Analyzer
An analyzer is a wrapper that combines three functions in a package, and the three functions are executed in ++ order ++:
- Character filter For example, remove html tags, or turn "&" into "and". An analyzer may have zero or more character filters.
- Tokenizers Tokenizers break strings into individual terms or lexical units. An analyzer++ must have a unique ++ tokenizer.
- Word unit filter After word segmentation, the resulting word unit stream will pass through the specified word unit filter in the order specified by ++++. For example, lowercase, delete useless words like "a", "then", or add synonyms like jump and leap.
custom analyzer
- grammar structure
PUT /my_index
{
"settings": {
"analysis": {
"char_filter": { ... custom character filters ... },
"tokenizer": { ... custom tokenizers ... },
"filter": { ... custom token filters ... },
"analyzer": { ... custom analyzers ... }
}
}
}
char_fiter character filter
tokenizer tokenizer
filter word unit filter
analyzer analyzer
- Examples are as follows
PUT /my_index
{
"settings": {
"analysis": {
"char_filter": {
"&_to_and": {
"type": "mapping",
"mappings": [ "&=> and "]
}},
"filter": {
"my_stopwords": {
"type": "stop",
"stopwords": [ "the", "a" ]
}},
"analyzer": {
"my_analyzer": {
"type": "custom",
"char_filter": [ "html_strip", "&_to_and" ],
"tokenizer": "standard",
"filter": [ "lowercase", "my_stopwords" ]
}}
}}}
IK Analyzer
Because elasticsearch's default tokenizer standard is not suitable for Chinese, for example, the default analyzer will decompose "Happy Home 3" into ["Xing","Fu","Home","Garden","3","Period "], so in practical applications, most of them use some Chinese analyzers. IK analyzer is one of them.

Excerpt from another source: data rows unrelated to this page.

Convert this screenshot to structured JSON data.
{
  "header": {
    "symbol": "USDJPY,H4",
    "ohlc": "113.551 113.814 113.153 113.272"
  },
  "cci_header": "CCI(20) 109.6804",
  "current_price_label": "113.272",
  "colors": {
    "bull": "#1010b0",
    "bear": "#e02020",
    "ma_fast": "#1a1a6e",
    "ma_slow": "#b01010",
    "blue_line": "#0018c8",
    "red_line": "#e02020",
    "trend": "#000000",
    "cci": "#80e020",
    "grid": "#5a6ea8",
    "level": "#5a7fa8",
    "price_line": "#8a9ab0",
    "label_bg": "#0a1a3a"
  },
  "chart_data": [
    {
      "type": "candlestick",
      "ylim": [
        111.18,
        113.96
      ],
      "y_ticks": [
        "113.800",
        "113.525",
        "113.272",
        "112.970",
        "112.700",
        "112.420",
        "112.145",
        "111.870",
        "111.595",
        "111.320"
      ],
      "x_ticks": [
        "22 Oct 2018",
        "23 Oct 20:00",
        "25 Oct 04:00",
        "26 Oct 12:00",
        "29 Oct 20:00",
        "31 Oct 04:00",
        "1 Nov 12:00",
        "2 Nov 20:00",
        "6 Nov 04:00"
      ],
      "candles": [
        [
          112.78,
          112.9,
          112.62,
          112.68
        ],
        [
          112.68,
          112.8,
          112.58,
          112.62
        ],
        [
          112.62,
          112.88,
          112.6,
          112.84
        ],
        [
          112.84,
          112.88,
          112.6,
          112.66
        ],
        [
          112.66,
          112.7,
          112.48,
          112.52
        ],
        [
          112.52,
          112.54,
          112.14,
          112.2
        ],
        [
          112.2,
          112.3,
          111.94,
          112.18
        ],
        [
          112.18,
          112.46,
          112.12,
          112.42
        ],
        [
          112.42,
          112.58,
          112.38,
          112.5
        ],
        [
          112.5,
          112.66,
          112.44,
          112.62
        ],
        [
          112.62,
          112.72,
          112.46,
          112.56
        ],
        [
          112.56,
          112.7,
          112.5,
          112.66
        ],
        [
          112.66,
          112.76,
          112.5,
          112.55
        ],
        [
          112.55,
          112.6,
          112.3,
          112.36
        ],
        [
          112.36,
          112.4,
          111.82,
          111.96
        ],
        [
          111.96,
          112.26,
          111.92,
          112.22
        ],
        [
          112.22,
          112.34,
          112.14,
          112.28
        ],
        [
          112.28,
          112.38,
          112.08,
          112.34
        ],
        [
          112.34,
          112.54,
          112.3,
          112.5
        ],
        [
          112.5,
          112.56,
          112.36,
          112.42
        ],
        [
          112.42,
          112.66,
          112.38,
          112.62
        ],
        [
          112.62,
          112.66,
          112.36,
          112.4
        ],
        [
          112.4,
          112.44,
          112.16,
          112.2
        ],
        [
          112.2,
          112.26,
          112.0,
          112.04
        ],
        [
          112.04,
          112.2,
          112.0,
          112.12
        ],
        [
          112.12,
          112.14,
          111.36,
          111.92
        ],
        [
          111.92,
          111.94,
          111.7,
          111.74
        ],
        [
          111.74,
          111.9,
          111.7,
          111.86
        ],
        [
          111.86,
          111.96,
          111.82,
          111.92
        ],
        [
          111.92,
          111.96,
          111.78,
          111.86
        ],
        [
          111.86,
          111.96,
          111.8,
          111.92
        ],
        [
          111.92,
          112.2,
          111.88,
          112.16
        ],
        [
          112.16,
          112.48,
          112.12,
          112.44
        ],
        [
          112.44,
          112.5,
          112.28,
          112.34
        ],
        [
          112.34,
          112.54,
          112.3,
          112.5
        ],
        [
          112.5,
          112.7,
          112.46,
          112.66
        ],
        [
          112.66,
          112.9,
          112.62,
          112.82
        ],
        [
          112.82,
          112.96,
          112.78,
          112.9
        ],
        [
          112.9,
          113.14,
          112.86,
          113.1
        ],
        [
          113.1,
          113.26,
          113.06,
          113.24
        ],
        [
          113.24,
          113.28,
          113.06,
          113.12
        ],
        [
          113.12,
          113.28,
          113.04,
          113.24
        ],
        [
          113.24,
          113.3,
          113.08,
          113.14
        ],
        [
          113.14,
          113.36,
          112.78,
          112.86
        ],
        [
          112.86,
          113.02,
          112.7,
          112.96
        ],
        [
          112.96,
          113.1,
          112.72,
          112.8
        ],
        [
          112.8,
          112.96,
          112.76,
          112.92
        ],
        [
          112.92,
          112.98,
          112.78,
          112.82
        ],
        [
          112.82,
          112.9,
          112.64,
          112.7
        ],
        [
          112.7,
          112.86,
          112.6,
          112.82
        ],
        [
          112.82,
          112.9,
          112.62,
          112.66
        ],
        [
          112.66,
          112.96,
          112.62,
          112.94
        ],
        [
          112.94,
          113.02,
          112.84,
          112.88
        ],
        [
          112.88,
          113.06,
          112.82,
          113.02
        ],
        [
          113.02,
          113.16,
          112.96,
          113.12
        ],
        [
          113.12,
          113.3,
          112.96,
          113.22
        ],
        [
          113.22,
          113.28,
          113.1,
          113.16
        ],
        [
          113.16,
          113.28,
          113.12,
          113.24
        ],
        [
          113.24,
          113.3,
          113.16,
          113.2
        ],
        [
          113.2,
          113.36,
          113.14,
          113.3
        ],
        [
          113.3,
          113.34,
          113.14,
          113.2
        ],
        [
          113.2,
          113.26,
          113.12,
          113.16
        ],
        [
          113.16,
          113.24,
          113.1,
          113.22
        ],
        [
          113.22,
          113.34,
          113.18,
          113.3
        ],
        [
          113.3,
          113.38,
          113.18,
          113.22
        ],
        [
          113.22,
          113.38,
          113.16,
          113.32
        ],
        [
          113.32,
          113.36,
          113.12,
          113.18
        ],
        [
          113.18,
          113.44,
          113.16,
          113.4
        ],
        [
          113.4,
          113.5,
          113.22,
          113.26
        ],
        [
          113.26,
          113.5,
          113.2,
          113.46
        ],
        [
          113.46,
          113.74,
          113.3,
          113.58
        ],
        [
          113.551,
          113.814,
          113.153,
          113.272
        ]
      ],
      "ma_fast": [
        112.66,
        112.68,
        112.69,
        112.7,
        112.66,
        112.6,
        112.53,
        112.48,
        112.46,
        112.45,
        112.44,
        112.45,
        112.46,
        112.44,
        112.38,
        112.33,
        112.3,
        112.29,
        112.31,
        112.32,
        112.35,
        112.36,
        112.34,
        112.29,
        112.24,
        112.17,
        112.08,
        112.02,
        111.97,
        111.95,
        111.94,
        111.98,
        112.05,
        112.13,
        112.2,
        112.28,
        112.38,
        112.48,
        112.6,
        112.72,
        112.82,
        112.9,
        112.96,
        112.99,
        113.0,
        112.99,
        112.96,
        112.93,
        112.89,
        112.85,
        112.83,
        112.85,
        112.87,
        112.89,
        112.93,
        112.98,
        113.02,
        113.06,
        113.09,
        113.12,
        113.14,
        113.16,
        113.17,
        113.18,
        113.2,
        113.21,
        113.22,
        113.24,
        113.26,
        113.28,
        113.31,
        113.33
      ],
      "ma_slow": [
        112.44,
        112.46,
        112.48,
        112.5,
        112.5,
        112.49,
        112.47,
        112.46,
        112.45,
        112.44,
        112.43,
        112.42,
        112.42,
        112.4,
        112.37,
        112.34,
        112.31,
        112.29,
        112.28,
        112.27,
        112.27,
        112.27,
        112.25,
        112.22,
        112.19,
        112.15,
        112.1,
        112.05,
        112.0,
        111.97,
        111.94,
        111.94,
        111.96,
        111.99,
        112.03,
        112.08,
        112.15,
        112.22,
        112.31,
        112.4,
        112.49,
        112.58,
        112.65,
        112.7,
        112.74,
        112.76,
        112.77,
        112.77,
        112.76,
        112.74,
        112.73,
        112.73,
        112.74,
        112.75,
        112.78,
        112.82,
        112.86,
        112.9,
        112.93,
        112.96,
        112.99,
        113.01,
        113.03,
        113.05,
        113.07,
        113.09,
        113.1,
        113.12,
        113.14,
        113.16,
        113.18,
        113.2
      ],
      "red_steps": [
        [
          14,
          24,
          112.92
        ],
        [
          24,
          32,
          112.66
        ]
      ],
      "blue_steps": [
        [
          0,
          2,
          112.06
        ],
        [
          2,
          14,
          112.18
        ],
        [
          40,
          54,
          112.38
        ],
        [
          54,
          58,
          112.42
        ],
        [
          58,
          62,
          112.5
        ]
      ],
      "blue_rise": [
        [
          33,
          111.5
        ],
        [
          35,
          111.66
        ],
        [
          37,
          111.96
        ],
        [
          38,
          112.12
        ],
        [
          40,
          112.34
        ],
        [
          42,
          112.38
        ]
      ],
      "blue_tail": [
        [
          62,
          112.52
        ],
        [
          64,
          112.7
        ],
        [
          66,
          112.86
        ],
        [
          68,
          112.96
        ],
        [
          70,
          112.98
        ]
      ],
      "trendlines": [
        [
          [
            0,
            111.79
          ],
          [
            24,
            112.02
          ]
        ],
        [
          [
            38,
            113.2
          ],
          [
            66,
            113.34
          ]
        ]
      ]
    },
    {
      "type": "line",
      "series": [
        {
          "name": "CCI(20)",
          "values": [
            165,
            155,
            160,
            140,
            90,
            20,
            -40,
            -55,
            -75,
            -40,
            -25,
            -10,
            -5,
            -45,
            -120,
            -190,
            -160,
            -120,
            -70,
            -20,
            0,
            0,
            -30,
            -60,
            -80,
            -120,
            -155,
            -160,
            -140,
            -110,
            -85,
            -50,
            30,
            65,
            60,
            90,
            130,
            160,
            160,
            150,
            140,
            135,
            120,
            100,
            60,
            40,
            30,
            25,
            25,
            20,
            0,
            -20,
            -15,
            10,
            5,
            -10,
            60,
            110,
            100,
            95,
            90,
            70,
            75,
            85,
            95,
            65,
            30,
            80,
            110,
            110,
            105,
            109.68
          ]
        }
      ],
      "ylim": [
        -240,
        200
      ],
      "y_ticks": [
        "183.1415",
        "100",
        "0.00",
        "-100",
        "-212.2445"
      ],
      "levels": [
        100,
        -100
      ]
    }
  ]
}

ik analyzer address https://github.com/medcl/elasticsearch-analysis-ik
Download and install IK
- Method 1 Download the zip file and extract it to the plugin folder of elasticsearch. https://github.com/medcl/elasticsearch-analysis-ik/releases
- Method 2 Command installation (version > v5.5.1) ==Local unsuccessful==
./bin/elasticsearch-plugin install https://github.com/medcl/elasticsearch-analysis-ik/releases/download/v6.0.0/elasticsearch-analysis-ik-6.0.0.zip
After the download is complete, restart elasticsearch.
test analyzer
GET /employee/_analyze
{
"analyzer": "ik_max_word",
"text": "幸福家园3期"
}
the result of the response
{
"tokens": [
{
"token": "幸福",
"start_offset": 0,
"end_offset": 2,
"type": "CN_WORD",
"position": 0
},
{
"token": "家园",
"start_offset": 2,
"end_offset": 4,
"type": "CN_WORD",
"position": 1
},
{
"token": "3",
"start_offset": 4,
"end_offset": 5,
"type": "ARABIC",
"position": 2
},
{
"token": "期",
"start_offset": 5,
"end_offset": 6,
"type": "COUNT",
"position": 3
}
]
}
use ik analyzer
After the test installation of ik is successful, you can specify the analyzer of a field as ik when creating an index.
PUT /test
{
"mappings": {
"doc": {
"properties": {
"chinese_txt": {
"type": "text",
"analyzer": "ik_max_word",
"fields": {
"keyword": {
"type": "keyword",
"ignore_above": 256
}
}
}
}
}
}
}
The ik analyzer allows users to customize local or remote dictionary libraries, stop thesaurus, and support hot updates. For more detailed instructions, please check the official instructions of ik.
Higher-level queries such as match queries know the field mapping relationships and can apply the correct analyzer for each field being queried. This behavior can be viewed using the validate-query API, where the analyzer specified english_title at index time is english:
GET /my_index/my_type/_validate/query?explain
{
"query": {
"bool": {
"should": [
{ "match": { "title": "Foxes"}},
{ "match": { "english_title": "Foxes"}}
]
}
}
}
Returns the explanation result of the statement: (title:foxes english_title:fox)
Different analyzers can be used at search time and at index time
Elasticsearch supports an optional search_analyzer mapping, which is only applied when searching.